GOOGLE'S WEB-BASED APPS NO LONGER FREE FOR SMALL BUSINESSES: Google Inc. has announced it will no longer offer its web-based office productivity software free to small businesses, in a bid to expand revenue beyond the company's core advertising services, Reuters has reported. The move marks the latest change to Google Apps, which until 2011 was available for free to businesses with 50 or fewer people. Businesses with 10 or fewer people will now need to pay $50 per user per year, the same rate that larger businesses pay, to use its Google Apps software which includes email, word processing, spreadsheet and presentation tools. Individual consumers will still be able to get a free version of many of the products such as Gmail, Google said.
APPLE, GOOGLE IN PARTNERSHIP TO ACQUIRE KODAK PATENTS: Apple Inc. and Google Inc. have teamed up to offer more than $500m to buy Eastman Kodak's patents out of bankruptcy, Bloomberg has reported, citing two people with knowledge of the situation. Competing for dominance of the smartphone market, the two companies have partnered after leading two separate consortia this summer to buy Kodak's 1,100 imaging patents, said the people. The 132-year-old photography pioneer filed for bankruptcy protection in January, listing $5.1bn in assets and $6.75bn in debt. The company plans to exit bankruptcy in the first half of 2013.
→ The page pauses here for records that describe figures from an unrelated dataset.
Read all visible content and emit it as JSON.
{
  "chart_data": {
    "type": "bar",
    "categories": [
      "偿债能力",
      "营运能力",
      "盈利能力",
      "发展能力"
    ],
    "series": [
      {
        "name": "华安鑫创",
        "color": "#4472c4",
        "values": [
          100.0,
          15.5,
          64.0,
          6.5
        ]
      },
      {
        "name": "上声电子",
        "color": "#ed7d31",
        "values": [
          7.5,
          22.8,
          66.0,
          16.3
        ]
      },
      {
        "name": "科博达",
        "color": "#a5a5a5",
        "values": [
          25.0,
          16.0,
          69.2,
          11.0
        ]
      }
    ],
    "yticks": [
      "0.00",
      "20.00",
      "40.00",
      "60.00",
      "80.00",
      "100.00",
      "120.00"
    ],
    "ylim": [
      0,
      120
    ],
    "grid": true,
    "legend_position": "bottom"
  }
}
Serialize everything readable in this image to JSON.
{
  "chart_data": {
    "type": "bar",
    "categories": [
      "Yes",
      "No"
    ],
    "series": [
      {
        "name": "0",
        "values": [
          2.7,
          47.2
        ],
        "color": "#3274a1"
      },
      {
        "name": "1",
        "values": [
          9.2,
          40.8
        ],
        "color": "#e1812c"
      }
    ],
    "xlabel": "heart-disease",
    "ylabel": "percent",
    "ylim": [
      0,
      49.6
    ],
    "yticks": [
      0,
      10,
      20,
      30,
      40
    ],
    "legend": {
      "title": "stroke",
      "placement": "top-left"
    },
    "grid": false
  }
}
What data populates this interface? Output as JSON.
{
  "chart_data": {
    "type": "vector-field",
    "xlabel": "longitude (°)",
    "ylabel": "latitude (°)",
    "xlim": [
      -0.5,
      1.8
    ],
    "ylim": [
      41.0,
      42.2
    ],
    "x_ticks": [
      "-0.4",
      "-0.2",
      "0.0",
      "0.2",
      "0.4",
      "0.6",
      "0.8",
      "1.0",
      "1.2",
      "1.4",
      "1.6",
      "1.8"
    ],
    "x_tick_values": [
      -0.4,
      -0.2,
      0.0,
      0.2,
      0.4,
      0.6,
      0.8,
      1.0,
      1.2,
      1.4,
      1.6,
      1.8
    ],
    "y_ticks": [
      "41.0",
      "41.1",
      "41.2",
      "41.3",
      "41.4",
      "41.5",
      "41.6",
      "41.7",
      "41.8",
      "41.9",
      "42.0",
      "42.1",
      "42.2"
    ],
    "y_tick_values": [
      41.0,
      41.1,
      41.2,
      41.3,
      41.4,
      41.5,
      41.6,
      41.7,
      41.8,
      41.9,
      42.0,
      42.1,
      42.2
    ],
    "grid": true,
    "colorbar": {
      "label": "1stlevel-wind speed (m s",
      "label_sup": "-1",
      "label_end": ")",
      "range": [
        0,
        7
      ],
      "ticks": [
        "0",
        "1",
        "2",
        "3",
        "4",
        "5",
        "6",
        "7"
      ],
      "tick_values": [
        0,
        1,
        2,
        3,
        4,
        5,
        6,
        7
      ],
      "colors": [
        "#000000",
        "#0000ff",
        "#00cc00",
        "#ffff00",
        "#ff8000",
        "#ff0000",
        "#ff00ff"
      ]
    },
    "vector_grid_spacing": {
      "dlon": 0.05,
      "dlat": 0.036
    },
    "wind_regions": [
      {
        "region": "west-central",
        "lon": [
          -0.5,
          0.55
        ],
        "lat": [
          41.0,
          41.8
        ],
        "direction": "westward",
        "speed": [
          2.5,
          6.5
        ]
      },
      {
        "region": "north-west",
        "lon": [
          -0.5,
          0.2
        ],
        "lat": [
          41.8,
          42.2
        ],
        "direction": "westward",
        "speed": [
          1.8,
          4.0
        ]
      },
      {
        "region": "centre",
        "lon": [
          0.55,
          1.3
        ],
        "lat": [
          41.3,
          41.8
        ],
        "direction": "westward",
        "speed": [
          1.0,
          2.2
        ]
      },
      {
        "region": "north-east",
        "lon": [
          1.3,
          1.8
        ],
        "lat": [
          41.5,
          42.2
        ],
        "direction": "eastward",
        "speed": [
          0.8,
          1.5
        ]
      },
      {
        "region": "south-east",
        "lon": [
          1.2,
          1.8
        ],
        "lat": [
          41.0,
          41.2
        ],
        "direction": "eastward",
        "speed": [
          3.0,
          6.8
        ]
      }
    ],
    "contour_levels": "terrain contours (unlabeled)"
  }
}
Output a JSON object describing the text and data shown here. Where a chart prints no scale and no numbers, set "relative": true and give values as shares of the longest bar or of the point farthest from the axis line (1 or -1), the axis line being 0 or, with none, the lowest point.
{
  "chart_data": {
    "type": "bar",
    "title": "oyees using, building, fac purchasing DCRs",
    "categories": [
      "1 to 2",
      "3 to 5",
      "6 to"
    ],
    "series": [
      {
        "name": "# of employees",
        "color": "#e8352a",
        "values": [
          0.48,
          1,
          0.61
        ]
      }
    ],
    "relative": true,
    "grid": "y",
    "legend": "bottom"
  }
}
APPLE TO MANUFACTURE SOME MACS IN US NEXT YEAR: Tim Cook, the chief executive of Apple Inc. has unveiled plans to move some production of Macintosh computers to the US from China next year, Reuters has reported. The company will spend more than $100m on the US manufacturing initiative, Cook said, without providing details on which Macintosh products will be produced in the US. "This doesn't mean that Apple will do it ourselves, but we'll be working with people and we'll be investing our money," he said.